Son optimisme volontariste ne galvanise plus sa population ni ses alliés.

Contredit par son très respecté chef d’état-major, Valeri Zaloujny, il est aussi bousculé par des mouvements civils, comme ces femmes réclamant le retour de leurs hommes, au front depuis trop longtemps.

Enfin, depuis l’attaque terroriste du Hamas le 7 octobre, une autre guerre a envahi les écrans de la planète, les agendas des dirigeants et les préoccupations des opinions.

Sur les scènes politiques, les chantages se multiplient, menaçant le soutien à Kiev : Viktor Orbàn bloque les aides européennes tant que l’Union lui réclame des progrès démocratiques ; les élus républicains américains conditionnent la poursuite des aides à l’Ukraine (plus de 110 milliards de dollars depuis 2022) — et à Israël — à une rude politique migratoire interne.

Une victoire militaire de Poutine, qui se succédera sans doute à lui-même en mars 2024, ouvrirait un redoutable appétit pour des territoires voisins, membres de l’Otan.

Joe Biden l’a dit avec force le 6 décembre 2023, agitant la menace d’une guerre avec « des troupes américaines contre des troupes russes » : « On ne peut pas laisser Poutine gagner ».


Juliette Bénabent. Télérama. N° 3857. 13/12/2023


Poutine ira plus loin s’il gagne la guerre !

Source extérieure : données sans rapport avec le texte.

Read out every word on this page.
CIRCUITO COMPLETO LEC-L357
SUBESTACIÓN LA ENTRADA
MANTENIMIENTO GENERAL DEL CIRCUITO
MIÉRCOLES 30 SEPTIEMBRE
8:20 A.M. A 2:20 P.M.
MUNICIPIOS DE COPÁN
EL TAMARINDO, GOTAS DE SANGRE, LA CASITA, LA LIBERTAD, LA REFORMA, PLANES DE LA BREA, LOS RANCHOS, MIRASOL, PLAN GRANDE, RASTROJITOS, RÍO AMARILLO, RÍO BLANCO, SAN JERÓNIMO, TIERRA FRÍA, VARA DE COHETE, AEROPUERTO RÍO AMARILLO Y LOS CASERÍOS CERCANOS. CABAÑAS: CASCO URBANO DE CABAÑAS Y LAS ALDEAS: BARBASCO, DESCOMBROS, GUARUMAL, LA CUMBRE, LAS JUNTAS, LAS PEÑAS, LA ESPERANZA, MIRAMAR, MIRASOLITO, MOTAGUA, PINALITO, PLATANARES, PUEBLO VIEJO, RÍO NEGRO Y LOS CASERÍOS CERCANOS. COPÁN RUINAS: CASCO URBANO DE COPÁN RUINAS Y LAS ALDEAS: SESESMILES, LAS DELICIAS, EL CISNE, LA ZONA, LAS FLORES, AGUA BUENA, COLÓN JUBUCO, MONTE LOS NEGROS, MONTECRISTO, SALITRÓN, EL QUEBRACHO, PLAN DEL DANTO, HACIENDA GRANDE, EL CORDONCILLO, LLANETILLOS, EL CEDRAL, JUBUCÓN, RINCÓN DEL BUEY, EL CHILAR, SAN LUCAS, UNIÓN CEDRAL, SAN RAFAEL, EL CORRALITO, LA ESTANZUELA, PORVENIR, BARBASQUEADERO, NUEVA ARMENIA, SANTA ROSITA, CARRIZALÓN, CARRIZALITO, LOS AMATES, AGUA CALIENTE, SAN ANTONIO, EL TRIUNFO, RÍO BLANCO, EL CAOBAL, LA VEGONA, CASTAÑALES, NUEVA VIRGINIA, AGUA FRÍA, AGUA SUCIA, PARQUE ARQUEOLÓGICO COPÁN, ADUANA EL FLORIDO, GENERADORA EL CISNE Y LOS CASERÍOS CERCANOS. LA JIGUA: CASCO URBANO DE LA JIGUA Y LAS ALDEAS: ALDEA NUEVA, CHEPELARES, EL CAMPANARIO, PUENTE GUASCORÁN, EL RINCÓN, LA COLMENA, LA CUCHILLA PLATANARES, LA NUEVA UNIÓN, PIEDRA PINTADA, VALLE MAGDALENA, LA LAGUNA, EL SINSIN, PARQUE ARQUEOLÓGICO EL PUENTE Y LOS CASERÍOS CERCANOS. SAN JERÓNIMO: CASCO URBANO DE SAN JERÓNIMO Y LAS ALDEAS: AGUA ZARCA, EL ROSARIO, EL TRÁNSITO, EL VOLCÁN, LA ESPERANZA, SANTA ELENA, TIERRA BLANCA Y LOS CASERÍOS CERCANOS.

C’est l’avenir réjouissant que nous prédit un diplomate qui œuvre au sein du ministère des Armées. Conseiller de la Direction des relations internationales et de la stratégie, il analyse et résume ainsi la situation sur le front : « Poutine s’est installé dans la perspective d’une longue guerre qui usera la résistance ukrainienne et mettra à mal la détermination des États-Unis et de l’Europe à s’opposer au Kremlin. A terme, dans les trois ou quatre ans, une fois son arsenal reconstitué et renforcé, la menace militaire russe contre un État membre de l’Otan n’est pas à exclure. »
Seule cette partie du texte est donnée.